In case 1, $f'(c_0)>\frac1{\frac12}=2$

In case 3, $f'(c_1)<-\frac1{1-\frac12}=-2\implies |f'(c_1)|>2$

In case 2, both $f'(c_0),|f'(c_1)|$ are equal to 2, if every point between $0$ to $k$ and between $k$ to $1$ has slope of $2$ in one side and $-2$ in the other then $f'(k)$ is undefined​, so I know that it can't be, but I also know that the average is $2$ in one side and $-2$ in the other, I know that because the average value of a function is: $$\frac1{b-a}\int_a^b g(x) dx$$ put in this $b=\frac12,a=0$ or $b=1, a=\frac12$, and $g(x)=f'(x)$ and you will get $2$ or $-2$
So there exist at leas one point between $0$ and $k$ that has slope is greater than $2$ and at least one point between $k$ and $1$ that has slope that is less than $-2$
A: It is easy to dispose of the cases $k<1/2$ and $k>1/2$ using the equations $$f(0)+kf'(c_{1})=f(k)=1=f(k)=f(1)+(k-1)f'(c_{2})$$ The case when $k=1/2$ requires a bit more analysis. If $f'(1/2)>0$ then there is a point $k'>1/2$ such that $f(k') >f(1/2)=1$ and then $$1<f(k')=f(1)+(k'-1)f'(c_{3})$$ so that $|f'(c_{3})|>2$. Similarly we can deal with the case $f'(1/2)<0$. 
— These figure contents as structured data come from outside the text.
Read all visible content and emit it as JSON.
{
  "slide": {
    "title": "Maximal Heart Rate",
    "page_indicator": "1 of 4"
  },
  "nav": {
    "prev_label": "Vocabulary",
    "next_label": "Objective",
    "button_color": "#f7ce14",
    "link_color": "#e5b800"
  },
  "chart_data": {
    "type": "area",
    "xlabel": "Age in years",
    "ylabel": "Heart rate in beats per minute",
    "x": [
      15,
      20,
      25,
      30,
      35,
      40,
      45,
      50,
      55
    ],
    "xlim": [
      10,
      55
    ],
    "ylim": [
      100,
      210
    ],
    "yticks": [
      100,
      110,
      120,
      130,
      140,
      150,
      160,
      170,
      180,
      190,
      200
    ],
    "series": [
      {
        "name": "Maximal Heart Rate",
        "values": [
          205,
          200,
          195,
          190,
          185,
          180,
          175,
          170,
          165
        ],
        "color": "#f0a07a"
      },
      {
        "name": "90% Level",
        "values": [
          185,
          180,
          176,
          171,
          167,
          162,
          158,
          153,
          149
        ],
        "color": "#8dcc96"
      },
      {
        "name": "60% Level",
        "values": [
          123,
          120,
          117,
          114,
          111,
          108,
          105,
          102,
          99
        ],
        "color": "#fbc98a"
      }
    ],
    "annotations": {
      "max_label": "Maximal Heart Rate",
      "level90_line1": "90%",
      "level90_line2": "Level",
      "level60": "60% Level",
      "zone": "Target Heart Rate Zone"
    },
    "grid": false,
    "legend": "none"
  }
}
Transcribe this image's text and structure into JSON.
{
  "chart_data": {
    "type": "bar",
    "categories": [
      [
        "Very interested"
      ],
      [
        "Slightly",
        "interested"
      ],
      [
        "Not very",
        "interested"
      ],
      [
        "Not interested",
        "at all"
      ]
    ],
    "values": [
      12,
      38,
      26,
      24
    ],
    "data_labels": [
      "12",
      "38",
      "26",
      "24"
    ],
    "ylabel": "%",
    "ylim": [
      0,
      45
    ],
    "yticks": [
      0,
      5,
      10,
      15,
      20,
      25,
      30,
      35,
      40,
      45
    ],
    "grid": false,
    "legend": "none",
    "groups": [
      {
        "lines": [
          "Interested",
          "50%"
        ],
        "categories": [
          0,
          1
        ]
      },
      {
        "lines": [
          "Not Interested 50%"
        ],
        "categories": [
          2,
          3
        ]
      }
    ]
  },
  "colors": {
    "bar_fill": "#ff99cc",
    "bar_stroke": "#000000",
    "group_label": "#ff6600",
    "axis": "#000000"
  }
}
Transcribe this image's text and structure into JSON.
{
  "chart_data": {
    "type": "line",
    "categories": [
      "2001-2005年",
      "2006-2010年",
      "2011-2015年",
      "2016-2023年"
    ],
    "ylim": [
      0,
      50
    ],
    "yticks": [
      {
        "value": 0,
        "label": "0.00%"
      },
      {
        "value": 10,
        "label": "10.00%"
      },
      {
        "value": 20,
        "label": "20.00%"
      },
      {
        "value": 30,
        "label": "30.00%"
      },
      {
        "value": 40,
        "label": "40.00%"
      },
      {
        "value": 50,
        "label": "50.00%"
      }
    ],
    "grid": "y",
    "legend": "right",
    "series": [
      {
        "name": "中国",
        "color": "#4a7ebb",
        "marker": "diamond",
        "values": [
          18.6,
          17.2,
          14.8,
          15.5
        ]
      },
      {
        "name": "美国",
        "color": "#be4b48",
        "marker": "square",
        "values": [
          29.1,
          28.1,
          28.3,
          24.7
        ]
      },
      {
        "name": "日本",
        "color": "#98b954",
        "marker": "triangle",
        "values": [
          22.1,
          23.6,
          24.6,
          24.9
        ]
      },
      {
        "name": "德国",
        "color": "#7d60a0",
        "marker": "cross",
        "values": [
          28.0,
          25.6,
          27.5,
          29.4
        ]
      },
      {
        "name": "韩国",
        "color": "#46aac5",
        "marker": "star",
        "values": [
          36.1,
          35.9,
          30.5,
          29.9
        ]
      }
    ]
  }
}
Let's consider the case when $f'(1/2)=0$ and $f(1/2)=1$ is the maximum value of $f$ in $[0,1]$. If $f'(c) \leq 2$ for all $c\in(0,1/2)$ then we can see that $$f(x)=f(0)+xf'(c)\leq 2x,f(x)=f(1/2)+(x-1/2)f'(d)\geq 1+2(x-1/2)=2x$$ so that $f(x) =2x$ for all $x\in[0,1/2]$ and this contradicts $f'(1/2)=0$. Thus we must have some point $c\in(0,1/2)$ for which $f'(c) >2$.